Unable to obtain DOI, PMID or PMCID for this article. Compliance information may be severely limited.
Not attempting Crossref or CORE lookups - do not have DOI for article.
Not attempting Grist API grant lookups since no grants data was obtained from EUPMC.
Not checking ahead of print status on pubmed. We don't have the article's PMID.
Not attempting to add any data from Sherpa Romeo - don't have a journal ISSN to use for lookup.
Unable to retrieve licence data via article publisher splash page (used to be OAG) - cannot obtain a suitable URL to run the licence detection on.
None of them have PMCID, PMID or DOI. If it rings a bell as to potentially why, let me know, otherwise I'll keep digging - seems quite odd to have essentially the same totally negative result and two different lookup confidence scores.
@emanuil-tolev @markmacgillivray - is this fixed?
I don't know - looks like the issue is waiting for further input from @emanuil-tolev
@emanuil-tolev are you going to do this?
I have looked up the code, confidence starts at 0, so for things where we find nothing more, it stays at 0. However if we get as far as doing a non-exact title match against EPMC and we find something that COULD be the article, the confidence is set to 0.7. If we are finding something in EPMC but it somehow does not have a PMCID, then we could have a record with a confidence of 0.7 and yet no PMCID. Does this matter?
then we could have a record with a confidence of 0.7 and yet no PMCID. Does this matter?
Yeah, I reckon that might matter, and any similar cases (if there are any). The original feedback above https://github.com/CottageLabs/LanternPM/issues/106#issuecomment-242399920 states exactly that - the article should appear as a 0 to the user if we have not actually been able to get article data.
It's a bit odd otherwise, a 0.7 with no identifiers .. so what are we 0.7 confident in?
If it is possible for EPMC to have records in it that do not have PMC IDs or PMIDs or DOIs, then a non-exact title match may return back some sort of record with a similar title but no PMC IDs or PMIDs or DOIs. So we would be 0.7 confident that the record EPMC returned is correct, but we would have no useful information to do anything further with.
I have downloaded the compliance job and will test with the values they are referring to.

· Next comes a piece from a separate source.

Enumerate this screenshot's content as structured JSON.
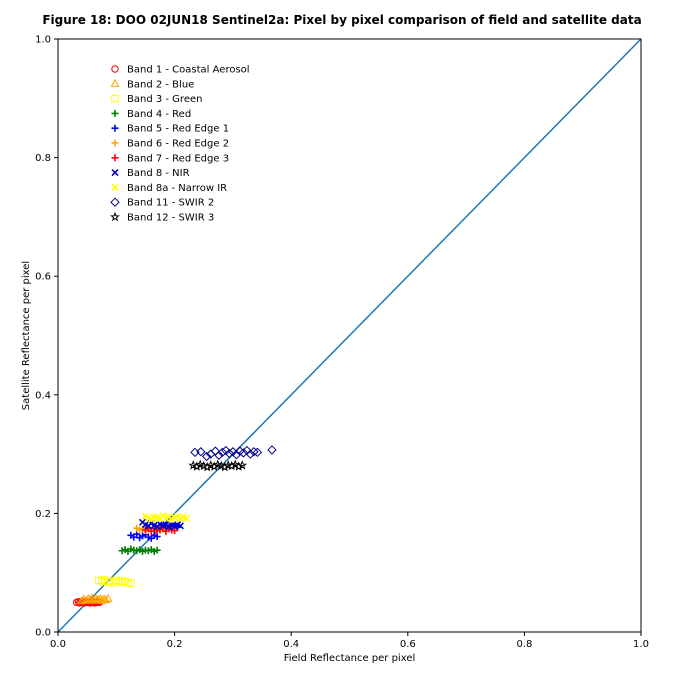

I am already doing work on the lantern backend anyway, and want to get these issues sorted. Will reassign to myself for further investigation.

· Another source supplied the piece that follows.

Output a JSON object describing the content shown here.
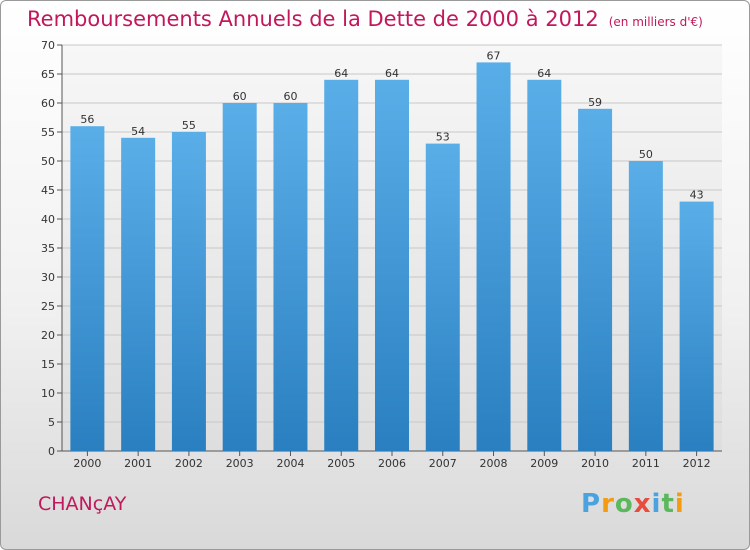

Selecting one that had a title match of 0.7 but no match in eupmc and running a fuzzy match on eupmc returns a result with 4 items, none of which are right, so should result in a match of 0.
Running the title as the only item in a spreadsheet does indeed return 0.
Ran a subset of 100 of the ~600 in the example problematic job, including the above title, and got results back as expected - did not match the above title, set confidence to 0, and the only title that did get a 0.7 was one that we DID find in eupmc.
So it seems this problem no longer exists as the API currently stands.
In the event that none of the identifiers provided allow us to uniquely resolve a record in EPMC, we will fall back to a best-guess matching approach:
An exact title (substring) match, using http://www.ebi.ac.uk/europepmc/webservices/rest/search/query=TITLE:”[title]” A fuzzy title match, using http://www.ebi.ac.uk/europepmc/webservices/rest/search/query=TITLE:[title]
If we receive exactly one result for either of these, we will take it as the correct item. If we match successfully with (1) we will record a higher confidence in the accuracy of the identification than if we match with (2).
Note that (1) is in fact an exact substring match, so if the text in quotes appears as a substring in multiple titles, it will return multiple results. Since we will be querying on full titles, this should not matter most of the time, but if it fails we will fall back to (2).